The unemployment rate ticked up to 3.9% in February from 3.7% in January, a higher-than-expected but still modest increase. The Labor Department uses household surveys to calculate the unemployment rate, and the survey showed a decline of 184,000 employed Americans.

Despite the increase in the unemployment rate, the workforce participation rate, which tracks the portion of the population that is either employed or actively looking for work, held steady at 62.5%. The “prime age” participation rate, which tracks workers between the ages of 25 and 54, increased slightly to 83.5%, two-tenths of a percentage point higher than in January.

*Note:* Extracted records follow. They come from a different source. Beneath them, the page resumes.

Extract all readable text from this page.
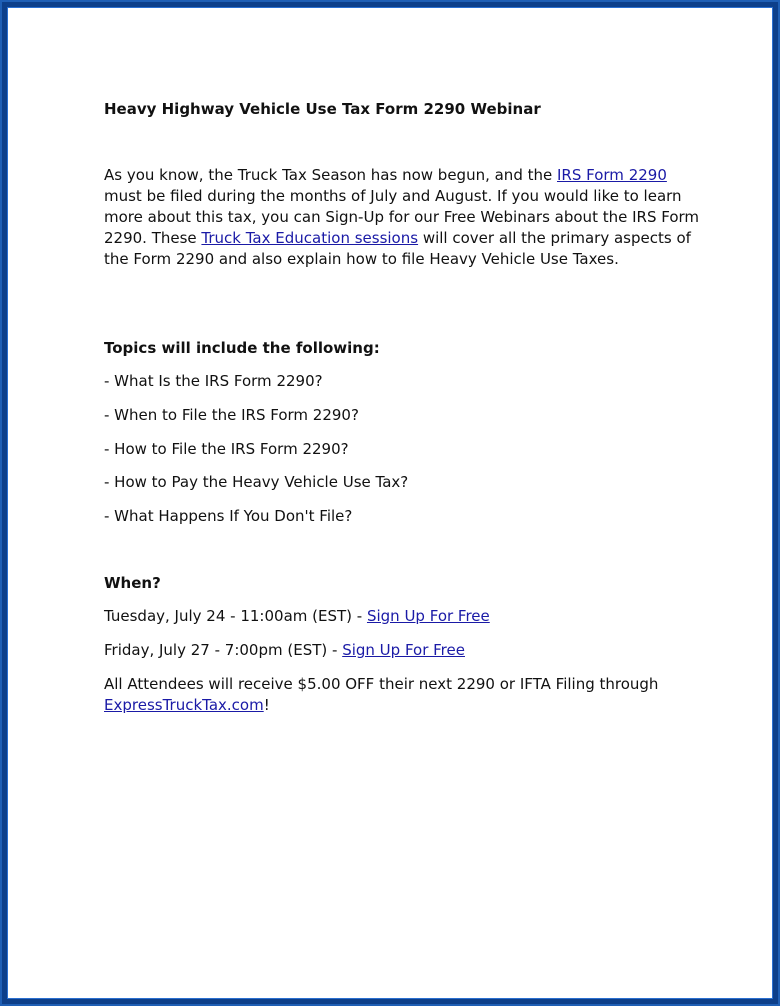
Heavy Highway Vehicle Use Tax Form 2290 Webinar
As you know, the Truck Tax Season has now begun, and the IRS Form 2290 must be filed during the months of July and August. If you would like to learn more about this tax, you can Sign-Up for our Free Webinars about the IRS Form 2290. These Truck Tax Education sessions will cover all the primary aspects of the Form 2290 and also explain how to file Heavy Vehicle Use Taxes.
Topics will include the following:
- What Is the IRS Form 2290?
- When to File the IRS Form 2290?
- How to File the IRS Form 2290?
- How to Pay the Heavy Vehicle Use Tax?
- What Happens If You Don't File?
When?
Tuesday, July 24 - 11:00am (EST) - Sign Up For Free
Friday, July 27 - 7:00pm (EST) - Sign Up For Free
All Attendees will receive $5.00 OFF their next 2290 or IFTA Filing through ExpressTruckTax.com!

Wages, a closely watched indicator of inflation, rose much less than expected and wage growth decelerated on an annual basis. Average hourly earnings were up just 0.1% in February from a month earlier, a marked slowdown from January’s 0.5% monthly gain. Annaully, wages were up 4.3%, another slowdown from Janaury’s 4.5% year-over-year increase.

January’s sizable wage increase gave investors cause for concern that price pressures would come roaring back and the Fed would have to keep interest rates elevated for longer than the markets are anticipating. Fed officials have maintained a cautious stance, saying they will wait for a clear signal that inflation is trending toward the Fed’s 2% target before they begin to discuss interest rate cuts. Following the release of the report, the futures markets moved slightly, with traders now pricing in a greater certainty that the Fed will begin cutting interest rates in June.